Beyond the derelict church separating the roads was a dense thicket of tall trees. A short way down the right hand fork something white and metallic glittered in a shaft of sunlight piercing the shadows.

Kuryakin drove slowly down. A huge Cadillac convertible, blinding white from stem to stern, was parked beside the road.

He coasted fifty yards past the empty car and pulled off the road. "Most of my armory went up with the other VW," he said quietly. "But I still have this Walther PPK. It's a big gun, too clumsy for whipping in and out of waistbands and pockets... Do you still have your Beretta?"

The girl nodded.

"Good. You take the Walther and stay in the car to give me covering fire if necessary, and give me the Beretta to take with me, okay?... I'm sure it's all right, but it's better to be certain."

Coralie Simone dropped her chin to the back of the seat and watched him tread warily away among the trees, the big Walther with its brown cross-hatched butt held firmly in her small hand. The agent was grasping the Italian automatic inside the patch pocket of his lightweight jacket.

She watched him circle the Cadillac, glance at the registration number, peer inside the car, and scrutinize the trees surrounding it. Apart from the disused chapel, there wasn't another building in sight. A flock of green parakeets dipped and swooped from one side of the road to the other, and another bird, off in the thicket to her right, reiterated a harsh cry that she couldn't identify. There was a high, thin humming from the countless insects winging beneath the great leaves far above her head. Abruptly she saw Kuryakin stiffen. She brought up the gun and rested it on the seat back as he stared across the road.
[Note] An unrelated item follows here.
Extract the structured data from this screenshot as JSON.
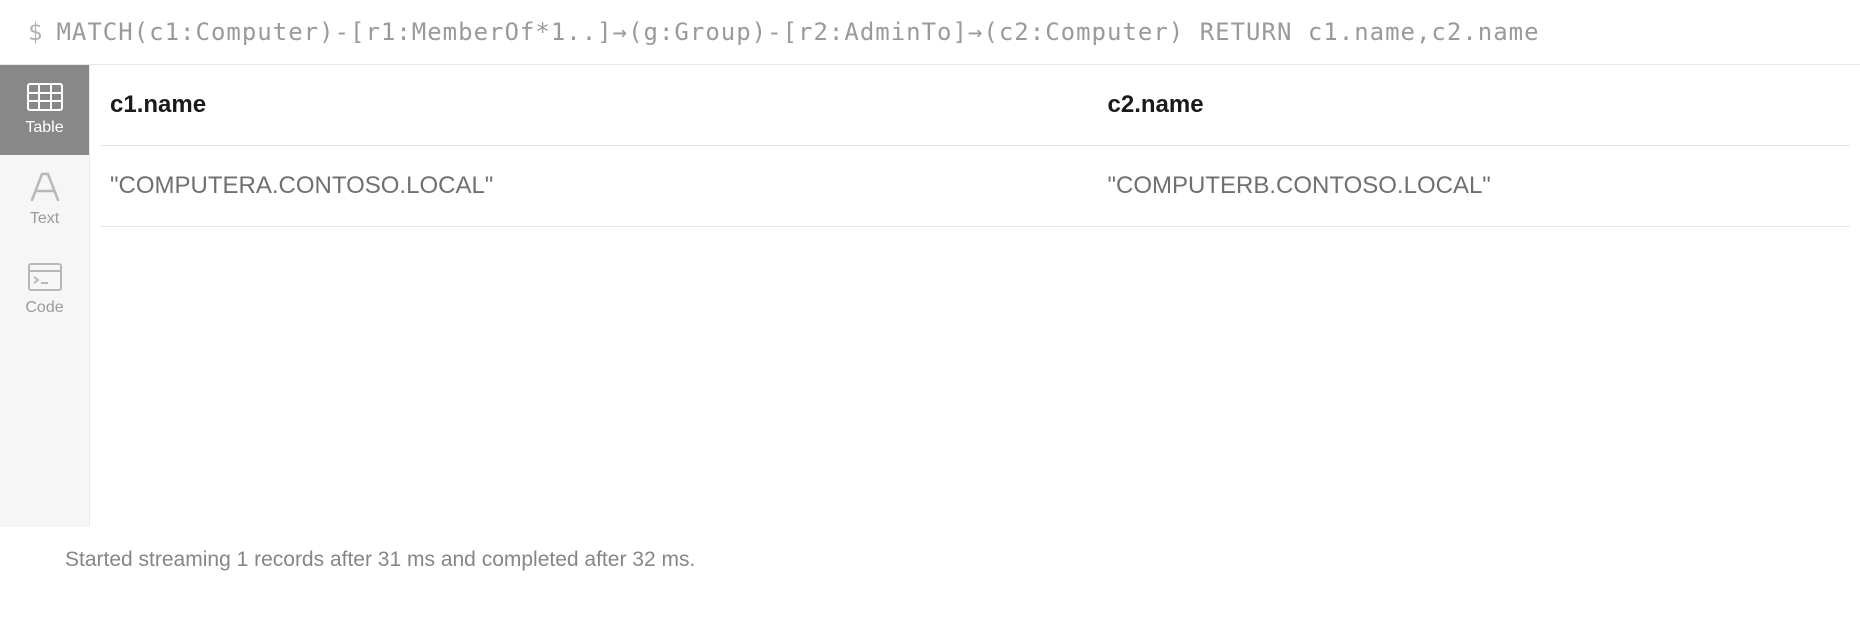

The outlines of his sparse body sprang into diamond-hard relief as he stepped from the shadow to the brilliant sunlight barring the dusty surface.

"Sure 'tis over here, we are at-all, Mr. Kuryakin," the voice called from the far side of the highway. "Them blasted insects are a wee bit less attentive here for some reason - besides which we can use the extra few seconds to scrutinize the callers, eh?"